O primeiro-ministro peruano Alberto Otárola criticou o Presidente do México Andrés Manuel López Obrador pelo seu «lamentável» uso de relações diplomáticas e exortou-o a «parar de falar» sobre o que está a acontecer, dado que com «muito esforço» conseguiram a paz, apesar das quase 30 mortes que ocorreram em protestos de apoio ao ex-presidente Pedro Castillo.
«O Peru lamenta que um país irmão esteja num lamentável estado de relações diplomáticas, basicamente fomentado pelo Sr. López», criticou Otárola, que pediu ao presidente mexicano para parar com as suas referências ao Peru.
Segundo a nova chefe de pessoal da Presidente Dina Boluarte, as autoridades conseguiram «com grande esforço que o país esteja em paz», razão pela qual não vão permitir que «pessoas que não têm qualquer ligação com o governo se manifestem, causando uma interferência incessante nos assuntos internos».
As palavras de Otárola foram em resposta às críticas do presidente mexicano à forma como Boluarte e a sua equipa têm lidado com protestos que já deixaram cerca de trinta mortos e cem feridos, tendo as forças de segurança sido fortemente questionadas pelo seu uso excessivo da força para os reprimir.
«Lamentamos a decisão do governo peruano, um governo que tem sido amplamente questionado pelas suas acções. Acima de tudo por optar pela repressão e não procurar uma saída através do diálogo, com o método democrático de convocar eleições o mais rapidamente possível», disse recentemente o presidente mexicano.
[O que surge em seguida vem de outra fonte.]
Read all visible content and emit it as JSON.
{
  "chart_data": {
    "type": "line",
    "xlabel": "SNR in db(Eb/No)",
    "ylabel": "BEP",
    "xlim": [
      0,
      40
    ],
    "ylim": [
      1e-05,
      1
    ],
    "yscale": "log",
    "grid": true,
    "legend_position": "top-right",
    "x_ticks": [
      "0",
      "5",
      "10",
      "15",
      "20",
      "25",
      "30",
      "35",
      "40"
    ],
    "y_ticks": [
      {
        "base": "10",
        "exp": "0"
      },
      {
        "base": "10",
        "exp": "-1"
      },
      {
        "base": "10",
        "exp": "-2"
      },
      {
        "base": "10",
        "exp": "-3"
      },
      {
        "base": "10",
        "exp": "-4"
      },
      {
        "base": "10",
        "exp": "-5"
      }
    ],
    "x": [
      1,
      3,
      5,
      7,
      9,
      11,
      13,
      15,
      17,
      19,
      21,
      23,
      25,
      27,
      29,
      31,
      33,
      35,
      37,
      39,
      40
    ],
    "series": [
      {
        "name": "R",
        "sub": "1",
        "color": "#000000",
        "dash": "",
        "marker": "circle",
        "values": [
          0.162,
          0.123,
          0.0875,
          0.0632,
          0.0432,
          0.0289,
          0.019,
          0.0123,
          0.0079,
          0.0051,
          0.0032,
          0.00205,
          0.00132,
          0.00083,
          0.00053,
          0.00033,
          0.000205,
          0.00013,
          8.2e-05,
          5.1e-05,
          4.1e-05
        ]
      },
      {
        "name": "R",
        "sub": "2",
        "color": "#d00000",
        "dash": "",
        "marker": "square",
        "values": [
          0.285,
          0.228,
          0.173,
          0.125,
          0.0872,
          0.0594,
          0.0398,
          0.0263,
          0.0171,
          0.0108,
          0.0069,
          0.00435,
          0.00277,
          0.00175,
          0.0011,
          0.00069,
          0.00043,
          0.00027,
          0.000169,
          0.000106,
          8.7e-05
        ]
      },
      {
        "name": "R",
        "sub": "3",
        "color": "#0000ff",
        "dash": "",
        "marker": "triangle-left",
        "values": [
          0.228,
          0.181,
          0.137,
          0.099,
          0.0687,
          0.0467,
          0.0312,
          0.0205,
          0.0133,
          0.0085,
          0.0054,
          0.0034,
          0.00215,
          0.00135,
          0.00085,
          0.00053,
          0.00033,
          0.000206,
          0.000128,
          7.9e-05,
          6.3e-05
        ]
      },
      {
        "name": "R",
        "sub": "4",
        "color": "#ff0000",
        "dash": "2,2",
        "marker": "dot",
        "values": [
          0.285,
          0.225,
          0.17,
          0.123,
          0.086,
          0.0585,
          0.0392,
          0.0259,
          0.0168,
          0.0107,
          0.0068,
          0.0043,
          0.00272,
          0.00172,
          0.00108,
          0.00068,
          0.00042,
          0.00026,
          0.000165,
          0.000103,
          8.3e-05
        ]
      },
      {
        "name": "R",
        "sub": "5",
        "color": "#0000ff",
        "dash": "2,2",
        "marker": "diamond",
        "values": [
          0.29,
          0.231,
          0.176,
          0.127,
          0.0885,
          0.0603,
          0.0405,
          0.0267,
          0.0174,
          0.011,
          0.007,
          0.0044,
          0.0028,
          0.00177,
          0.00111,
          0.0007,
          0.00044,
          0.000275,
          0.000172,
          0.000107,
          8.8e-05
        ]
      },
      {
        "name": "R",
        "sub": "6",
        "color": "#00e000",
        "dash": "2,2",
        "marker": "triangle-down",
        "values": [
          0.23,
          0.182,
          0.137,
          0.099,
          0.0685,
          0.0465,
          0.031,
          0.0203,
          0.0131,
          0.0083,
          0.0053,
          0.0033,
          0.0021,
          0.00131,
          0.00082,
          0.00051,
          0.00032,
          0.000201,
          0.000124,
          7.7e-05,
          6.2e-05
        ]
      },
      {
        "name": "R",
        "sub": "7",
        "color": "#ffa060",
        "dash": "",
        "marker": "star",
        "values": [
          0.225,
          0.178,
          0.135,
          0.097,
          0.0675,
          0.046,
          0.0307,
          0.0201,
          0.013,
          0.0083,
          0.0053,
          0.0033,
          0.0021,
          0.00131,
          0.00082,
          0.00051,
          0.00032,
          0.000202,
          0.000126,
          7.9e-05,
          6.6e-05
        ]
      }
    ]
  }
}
O México é um dos países da região que mais tem falado sobre o que está a acontecer no Peru desde há algumas semanas atrás, quando o ex-presidente Castillo tentou, sem sucesso, dissolver o Congresso e convocar eleições. Depois de ver como a sua manobra foi mal sucedida, tentou refugiar-se na Embaixada do México em Lima, mas foi interceptado e detido pela sua própria equipa de segurança.
Aqueles que conseguiram chegar ao México foram a sua esposa, Lilia Paredes, e os seus dois filhos, como confirmado pelo Ministro dos Negócios Estrangeiros mexicano Marcelo Ebrard. «O nosso país honrou a sua tradição de asilo», sublinhou ele.
Embora as autoridades peruanas tenham informado as autoridades mexicanas de que Paredes está a ser investigada por organização criminosa, ela não pode ser extraditada enquanto o asilo político concedido por López Obrador permanecer em vigor.